In peritoneal macrophages, expression of NLRP3 and activation of its complex varied with time of day (circadian rhythm)—this regulation required NR1D1. Primary macrophages from Nr1d1^–/– mice and human macrophages with knockdown of NR1D1 had altered expression patterns of NLRP3, compared to macrophages that expressed NR1D1, and altered patterns of IL1B and 1L18 production. Mice with disruption of Nr1d1 developed more-severe acute peritoneal inflammation and fulminant hepatitis than control mice. Incubation of macrophage with the NR1D1 activator SR9009 reduced expression of NLRP3 and secretion of cytokines.
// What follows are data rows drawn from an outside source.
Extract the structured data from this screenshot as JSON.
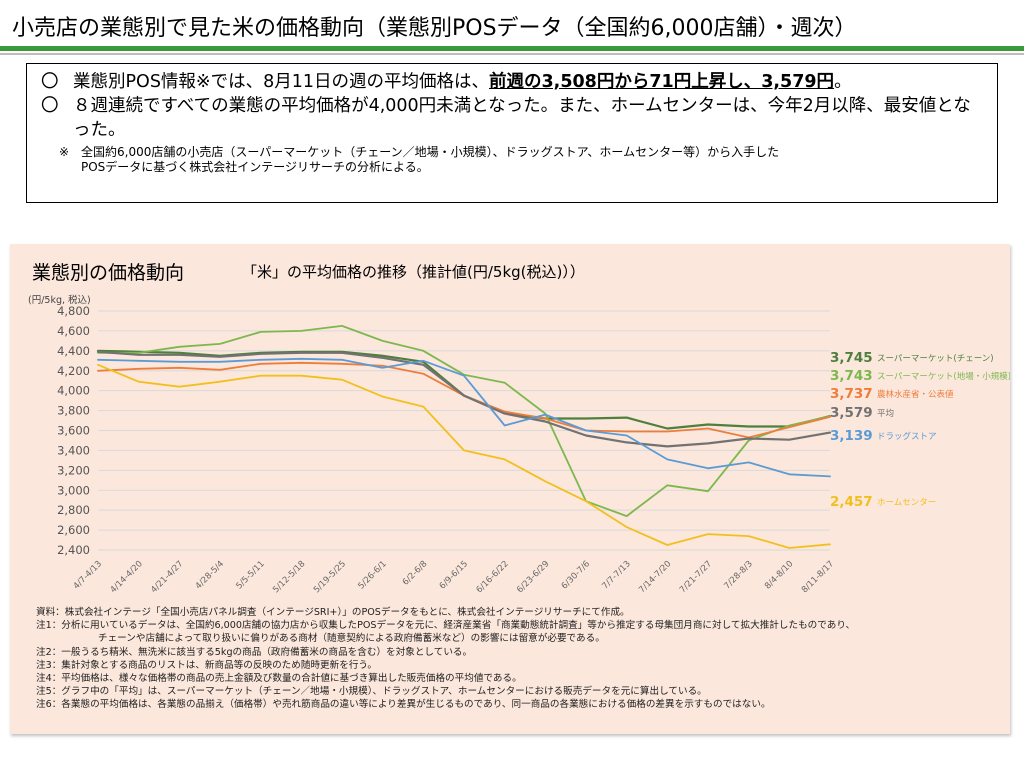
{
  "header": {
    "title": "小売店の業態別で見た米の価格動向（業態別POSデータ（全国約6,000店舗）・週次）"
  },
  "summary": {
    "bullet1_mark": "〇",
    "bullet1_text_a": "業態別POS情報※では、8月11日の週の平均価格は、",
    "bullet1_text_b": "前週の3,508円から71円上昇し、3,579円",
    "bullet1_text_c": "。",
    "bullet2_mark": "〇",
    "bullet2_text": "８週連続ですべての業態の平均価格が4,000円未満となった。また、ホームセンターは、今年2月以降、最安値となった。",
    "note_mark": "※",
    "note_line1": "全国約6,000店舗の小売店（スーパーマーケット（チェーン／地場・小規模）、ドラッグストア、ホームセンター等）から入手した",
    "note_line2": "POSデータに基づく株式会社インテージリサーチの分析による。"
  },
  "chart_panel": {
    "title": "業態別の価格動向",
    "subtitle": "「米」の平均価格の推移（推計値(円/5kg(税込)））",
    "unit": "(円/5kg, 税込)"
  },
  "chart_data": {
    "type": "line",
    "categories": [
      "4/7-4/13",
      "4/14-4/20",
      "4/21-4/27",
      "4/28-5/4",
      "5/5-5/11",
      "5/12-5/18",
      "5/19-5/25",
      "5/26-6/1",
      "6/2-6/8",
      "6/9-6/15",
      "6/16-6/22",
      "6/23-6/29",
      "6/30-7/6",
      "7/7-7/13",
      "7/14-7/20",
      "7/21-7/27",
      "7/28-8/3",
      "8/4-8/10",
      "8/11-8/17"
    ],
    "ylim": [
      2400,
      4800
    ],
    "yticks": [
      "2,400",
      "2,600",
      "2,800",
      "3,000",
      "3,200",
      "3,400",
      "3,600",
      "3,800",
      "4,000",
      "4,200",
      "4,400",
      "4,600",
      "4,800"
    ],
    "grid": true,
    "series": [
      {
        "name": "スーパーマーケット(チェーン)",
        "label_value": "3,745",
        "color": "#4e7f3c",
        "width": 2.2,
        "values": [
          4400,
          4390,
          4380,
          4350,
          4380,
          4390,
          4390,
          4350,
          4290,
          3950,
          3780,
          3720,
          3720,
          3730,
          3620,
          3660,
          3640,
          3640,
          3745
        ]
      },
      {
        "name": "スーパーマーケット(地場・小規模)",
        "label_value": "3,743",
        "color": "#7cb84e",
        "width": 1.8,
        "values": [
          4380,
          4380,
          4440,
          4470,
          4590,
          4600,
          4650,
          4500,
          4400,
          4160,
          4080,
          3770,
          2890,
          2740,
          3050,
          2990,
          3500,
          3650,
          3743
        ]
      },
      {
        "name": "農林水産省・公表値",
        "label_value": "3,737",
        "color": "#ee7d3c",
        "width": 1.8,
        "values": [
          4200,
          4220,
          4230,
          4210,
          4270,
          4280,
          4270,
          4250,
          4170,
          3950,
          3790,
          3720,
          3600,
          3590,
          3590,
          3620,
          3530,
          null,
          3737
        ]
      },
      {
        "name": "平均",
        "label_value": "3,579",
        "color": "#727272",
        "width": 2.2,
        "values": [
          4390,
          4360,
          4360,
          4340,
          4370,
          4380,
          4380,
          4330,
          4260,
          3950,
          3770,
          3690,
          3550,
          3480,
          3440,
          3470,
          3520,
          3508,
          3579
        ]
      },
      {
        "name": "ドラッグストア",
        "label_value": "3,139",
        "color": "#5b9bd5",
        "width": 1.8,
        "values": [
          4310,
          4300,
          4290,
          4290,
          4310,
          4320,
          4310,
          4230,
          4300,
          4150,
          3650,
          3760,
          3600,
          3550,
          3310,
          3220,
          3280,
          3160,
          3139
        ]
      },
      {
        "name": "ホームセンター",
        "label_value": "2,457",
        "color": "#f2c01e",
        "width": 1.8,
        "values": [
          4260,
          4090,
          4040,
          4090,
          4150,
          4150,
          4110,
          3940,
          3840,
          3400,
          3310,
          3090,
          2890,
          2630,
          2450,
          2560,
          2540,
          2420,
          2457
        ]
      }
    ]
  },
  "footnotes": [
    "資料：株式会社インテージ「全国小売店パネル調査（インテージSRI+）」のPOSデータをもとに、株式会社インテージリサーチにて作成。",
    "注1：分析に用いているデータは、全国約6,000店舗の協力店から収集したPOSデータを元に、経済産業省「商業動態統計調査」等から推定する母集団月商に対して拡大推計したものであり、",
    "チェーンや店舗によって取り扱いに偏りがある商材（随意契約による政府備蓄米など）の影響には留意が必要である。",
    "注2：一般うるち精米、無洗米に該当する5kgの商品（政府備蓄米の商品を含む）を対象としている。",
    "注3：集計対象とする商品のリストは、新商品等の反映のため随時更新を行う。",
    "注4：平均価格は、様々な価格帯の商品の売上金額及び数量の合計値に基づき算出した販売価格の平均値である。",
    "注5：グラフ中の「平均」は、スーパーマーケット（チェーン／地場・小規模）、ドラッグストア、ホームセンターにおける販売データを元に算出している。",
    "注6：各業態の平均価格は、各業態の品揃え（価格帯）や売れ筋商品の違い等により差異が生じるものであり、同一商品の各業態における価格の差異を示すものではない。"
  ]
}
Mice given SR9009 developed less-severe liver failure and had longer survival times than mice given saline (control).

Conclusions

In studies of Nr1d1^–/– mice and human macrophages with pharmacologic activation of NR1D1, we found NR1D1 to regulate the timing of NLRP3 expression and production of inflammatory cytokines by macrophages. Activation of NR1D1 reduced the severity of peritoneal inflammation and fulminant hepatitis in mice.

中文翻译：

核受体亚家族1 D组成员1调节NLRP3炎性小体的昼夜活动以降低小鼠恶性肝炎的严重程度

背景与目标

先天免疫系统不仅对细菌信号有反应，而且对与组织感染后激活NLRP3炎性体复合物的非传染性危险相关分子模式也有反应。免疫功能在一天当中会有所不同，但尚不清楚这些变化是否会影响NLRP3炎性小体的活性。我们调查了核心时钟组件核受体亚家族1 D组成员1（NR1D1，也称为Rev-erbα）是否调节NLRP3炎性小体的表达，活性及其信号传导途径。

方法

我们每天多次从Nr1d1 ^{– / –}小鼠及其Nr1d1 ^{+ / +中}收集幼稚的腹膜巨噬细胞和血浆小卵（对照）并分析了表达NLRP3，白介素1β（血浆中的IL1B）和IL18（血浆中的）。我们还从这些小鼠中收集了骨髓来源的原代巨噬细胞。NR1D1的水平被人类初级巨噬细胞中的小发夹RNA击倒。将来自小鼠和人类原代巨噬细胞的骨髓原代巨噬细胞与脂多糖（LPS）孵育，以诱导NLRP3，IL1B和IL18的表达。将细胞与LPS和三磷酸腺苷一起孵育以激活NLRP3复合物。我们分析了半胱天冬酶1的活性和细胞因子的分泌。通过与SR9009孵育，在原代小鼠和人类巨噬细胞中激活了NR1D1；一些细胞还与一种或多种NLRP3抑制剂或caspase 1抑制剂一起孵育。Nr1d1 ^{– / –}给小鼠和对照组小鼠腹膜内注射LPS以诱导腹膜炎症。分离血浆样品并测量细胞因子水平。注射SR9009的Nr1d1 ^{– / –}小鼠，对照小鼠和对照小鼠分别接受LPS和D-半乳糖胺诱导暴发性肝炎，MCC950特异性抑制NLRP3。收集血浆以测量细胞因子和肝衰竭的标志物（丙氨酸氨基转移酶）；收集肝脏组织，并通过定量聚合酶链反应，免疫组织化学和流式细胞术进行分析。

结果

在腹膜巨噬细胞中，NLRP3的表达及其复合物的激活随一天中的时间（昼夜节律）而变化-此调节需要NR1D1。与表达NR1D1的巨噬细胞相比，来自Nr1d1 ^-/-小鼠的初级巨噬细胞和具有NR1D1抑制作用的人类巨噬细胞已改变了NLRP3的表达模式，并改变了IL1B和1L18产生的模式。与对照小鼠相比，Nr1d1破坏的小鼠出现了更严重的急性腹膜炎症和暴发性肝炎。用NR1D1激活物SR9009孵育巨噬细胞可降低NLRP3的表达和细胞因子的分泌。与给予生理盐水的小鼠（对照组）相比，给予SR9009的小鼠出现较少的严重肝衰竭，并且存活时间更长。